Dengan banyaknya hal yang menjadi pembahasan dan negosiasi dalam COP30, Climate and Energy Manager Greenpeace Indonesia, Iqbal Damanik, mengapresiasi adanya

laman Indonesiadicop.id ini sebagai wadah yang bisa membantu masyarakat memahami dan menyuarakan isu maupun informasi mengenai COP30 ini.

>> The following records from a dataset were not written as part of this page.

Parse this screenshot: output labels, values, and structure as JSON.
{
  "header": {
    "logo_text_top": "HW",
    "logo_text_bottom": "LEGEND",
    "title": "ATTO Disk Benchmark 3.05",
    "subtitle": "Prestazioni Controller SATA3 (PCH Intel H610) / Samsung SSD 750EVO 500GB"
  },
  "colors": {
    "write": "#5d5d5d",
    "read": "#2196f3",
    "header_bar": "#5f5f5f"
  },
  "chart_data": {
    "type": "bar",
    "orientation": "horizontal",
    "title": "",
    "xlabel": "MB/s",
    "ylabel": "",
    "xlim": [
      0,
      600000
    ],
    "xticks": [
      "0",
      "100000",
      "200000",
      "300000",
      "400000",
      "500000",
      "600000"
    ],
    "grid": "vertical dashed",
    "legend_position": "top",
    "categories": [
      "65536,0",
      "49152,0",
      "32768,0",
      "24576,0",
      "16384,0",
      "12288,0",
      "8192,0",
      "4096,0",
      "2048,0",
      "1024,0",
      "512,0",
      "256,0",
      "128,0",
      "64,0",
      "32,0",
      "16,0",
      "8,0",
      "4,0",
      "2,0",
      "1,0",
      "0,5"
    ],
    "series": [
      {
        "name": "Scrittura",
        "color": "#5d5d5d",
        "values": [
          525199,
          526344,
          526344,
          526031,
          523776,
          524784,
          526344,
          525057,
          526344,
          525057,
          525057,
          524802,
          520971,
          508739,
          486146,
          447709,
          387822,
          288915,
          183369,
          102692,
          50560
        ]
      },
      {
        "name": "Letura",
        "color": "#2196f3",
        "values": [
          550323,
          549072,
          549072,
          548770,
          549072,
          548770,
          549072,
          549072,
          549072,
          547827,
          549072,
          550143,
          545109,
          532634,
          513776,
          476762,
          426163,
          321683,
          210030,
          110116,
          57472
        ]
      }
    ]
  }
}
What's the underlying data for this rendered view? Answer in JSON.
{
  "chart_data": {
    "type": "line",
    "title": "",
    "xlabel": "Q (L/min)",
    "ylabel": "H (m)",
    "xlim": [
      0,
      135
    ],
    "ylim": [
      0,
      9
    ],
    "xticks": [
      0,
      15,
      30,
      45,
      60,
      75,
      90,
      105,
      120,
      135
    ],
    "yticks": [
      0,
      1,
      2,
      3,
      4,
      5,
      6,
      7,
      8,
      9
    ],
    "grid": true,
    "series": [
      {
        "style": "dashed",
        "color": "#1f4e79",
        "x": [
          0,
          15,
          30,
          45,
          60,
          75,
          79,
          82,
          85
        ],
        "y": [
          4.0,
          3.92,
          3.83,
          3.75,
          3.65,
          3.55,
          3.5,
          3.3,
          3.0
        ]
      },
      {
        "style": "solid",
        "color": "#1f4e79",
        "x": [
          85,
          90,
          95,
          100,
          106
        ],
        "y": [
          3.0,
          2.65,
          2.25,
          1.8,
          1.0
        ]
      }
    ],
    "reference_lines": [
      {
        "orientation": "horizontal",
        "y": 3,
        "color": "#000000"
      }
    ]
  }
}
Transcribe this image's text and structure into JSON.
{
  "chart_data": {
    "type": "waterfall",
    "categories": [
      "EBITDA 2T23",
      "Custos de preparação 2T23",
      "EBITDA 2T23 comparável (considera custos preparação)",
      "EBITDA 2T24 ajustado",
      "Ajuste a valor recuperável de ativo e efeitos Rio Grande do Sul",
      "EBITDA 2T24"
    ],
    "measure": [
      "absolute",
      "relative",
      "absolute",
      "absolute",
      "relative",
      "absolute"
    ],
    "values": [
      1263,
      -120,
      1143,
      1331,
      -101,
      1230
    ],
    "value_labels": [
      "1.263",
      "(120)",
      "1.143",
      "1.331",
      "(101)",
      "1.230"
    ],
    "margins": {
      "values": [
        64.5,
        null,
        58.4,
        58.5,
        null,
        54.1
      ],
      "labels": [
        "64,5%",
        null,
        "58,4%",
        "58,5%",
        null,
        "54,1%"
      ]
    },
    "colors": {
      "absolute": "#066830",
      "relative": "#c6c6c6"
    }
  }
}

Apalagi, delegasi Indonesia dalam gelaran COP30 belum membawa isu keadilan iklim.

“Agenda para delegasi sama sekali tidak menyentuh keadilan generasi, padahal yang akan paling terdampak adalah generasi yang baru tumbuh atau baru lahir,” kata Iqbal.

Karenanya, Iqbal mendorong anak-anak muda untuk bersuara dan berisik di media sosial mengenai COP30 sehingga bisa mempengaruhi para pengambil kebijakan yang saat ini tengah berdiskusi di forum global tersebut.

Manajer Kebijakan dan Advokasi Coaction Indonesia, A Azis Kurniawan, mengingat

perubahan iklim diprediksi menghasilkan dampak ekonomi hingga Rp 544 triliun, termasuk terjadinya penurunan produksi dan gagal panen, hingga peningkatan jumlah penyakit terkait iklim. Di sisi lain, mengacu riset pada 2024, 39,8 persen anak mudah mengalami eco-anxiety lantaran mengkhawatirkan dampak krisis iklim pada lingkungan dan ekonomi ke depan.

"Padahal kalau pengambil kebijakan lebih serius, ada beberapa manfaat aksi iklim yang positif, yaitu green jobs,” Azis menegaskan.

Oleh sebab itu, lanjutnya, aksi iklim oleh anak muda penting untuk mendorong transformasi ekonomi dan penciptaan lapangan kerja yang saat ini dibutuhkan masyarakat. Azis juga berharap, dalam penyelenggaraan COP30 ini, masyarakat ikut mengkritisi kebijakan Kontribusi yang Ditetapkan secara Nasional (NDC) milik Indonesia.

Peneliti The Habibie Center, Kunny Izza, menambahkan aksi individu bisa menjadi langkah kecil yang berdampak besar, terlebih di ajang COP30 ini. Gelombang aksi dari akar rumput yang dapat memberikan tekanan hingga level implementasi kebijakan perlu terus muncul. "Aksi individu masih diperlukan dan perlu diperkuat. Isu prioritas itu pada peningkatan ekonomi, tetapi ada bencana yang mengancam, karenanya perlu memperkuat aksi individu," kata Kunny.

Direktur Eksekutif CERAH, Agung Budiono, menyebut aksi individu penting dan bisa

dilakukan salah satunya dengan menjadi Delegasi Rakyat Indonesia melalui laman

Indonesiadicop.id. Desakan dari seluruh masyarakat menjadi penting mengingat komitmen iklim yang dibuat oleh Indonesia dalam level global belum dibuktikan dengan implementasi nyata di lapangan. Kebijakan iklim dan transisi energi Indonesia yang berlaku saat ini pun masih jauh dari ideal untuk menjadi solusi krisis iklim.

"Sebagai contoh, di sektor energi, terdapat inkonsistensi atau gap kebijakan antara apa yang disampaikan pemerintah di level global dan dokumen kebijakan. Misalnya, soal target 100 persen energi terbarukan di 2035, namun kita melihat sejumlah dokumen justru masih menempatkan energi fosil sebagai pipeline, contohnya di RUPTL 2025-2034 dan RUKN," kata Agung menjelaskan.

Karenanya, COP30 seharusnya menjadi ajang pembuktian keseriusan pemerintah Indonesia mengatasi krisis iklim. “Kita semua menanti Indonesia punya komitmen yang lebih serius," ujar Agung menegaskan.